I'll post the results of my study once it's completed. It was doing very well in chop but getting killed in trending, as expected.
Anyway, I wanted to post the findings of an Economics experiment at my university. The experiment goes like this:
- bidders bid on a product of value unknown to them that is random between 0.00 and 1.00
- sellers see their value and the bid from the bidder, and retain the highest of the two
- bidders earn 1.5x the true value of the product if their bid is accepted.
The funny think is that accepted bids are at a random interval between 0 and the bid, so the average accepted bid is at bid/2. The bidder gets a value 1.5x this to receive 0.75*bid, but then gives his bid money to the seller and earns a net earnings of -0.25*bid. In the experiment, people's average bids are around 0.40 and never progress towards 0, the optimal bid.

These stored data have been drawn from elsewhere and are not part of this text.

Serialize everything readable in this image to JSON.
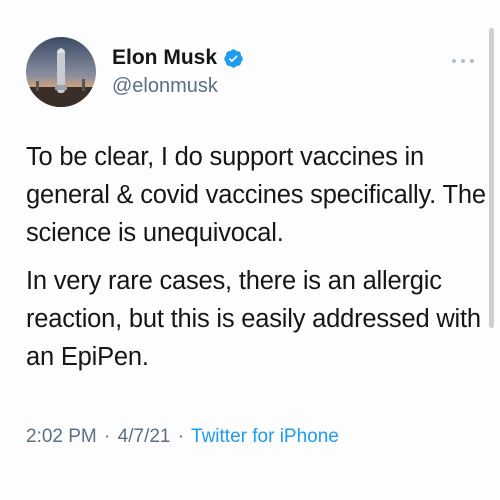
{
  "tweet": {
    "author": {
      "display_name": "Elon Musk",
      "handle": "@elonmusk",
      "verified": true,
      "avatar_icon": "starship-avatar"
    },
    "text": {
      "paragraph_1": "To be clear, I do support vaccines in general & covid vaccines specifically. The science is unequivocal.",
      "paragraph_2": "In very rare cases, there is an allergic reaction, but this is easily addressed with an EpiPen."
    },
    "meta": {
      "time": "2:02 PM",
      "separator": "·",
      "date": "4/7/21",
      "source": "Twitter for iPhone"
    },
    "more_icon": "more-options-icon"
  },
  "colors": {
    "verified_blue": "#1d9bf0",
    "secondary_text": "#5b7083",
    "link": "#1d9bf0",
    "primary_text": "#14171a"
  }
}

The importance of this is that people constantly accept losses because they get a small value from winning. So, people's utility looks something like this:
Utility(win, value) = a*p(win) + b*EMV(bid), where a and b are some kind of constant or function.
This easily explains why people still trade when they are losing, and why people gamble in slots when they lose. It also probably explains why I continue to trade at EMVs at or slightly below zero in the long run. I only stop when the disutility of my negative bottom line or huge time costs are large enough to warrant that my habits immediately cease.
So from this I now have greater assurance that intuitivel trading (i.e. non-analytic or non-quant) is a poor decision. Results should continue to be analytically and statistically based (as mine have), but approaches should be as well (as mine have not). On with studies, down with the often pathetic limitations of the human brain.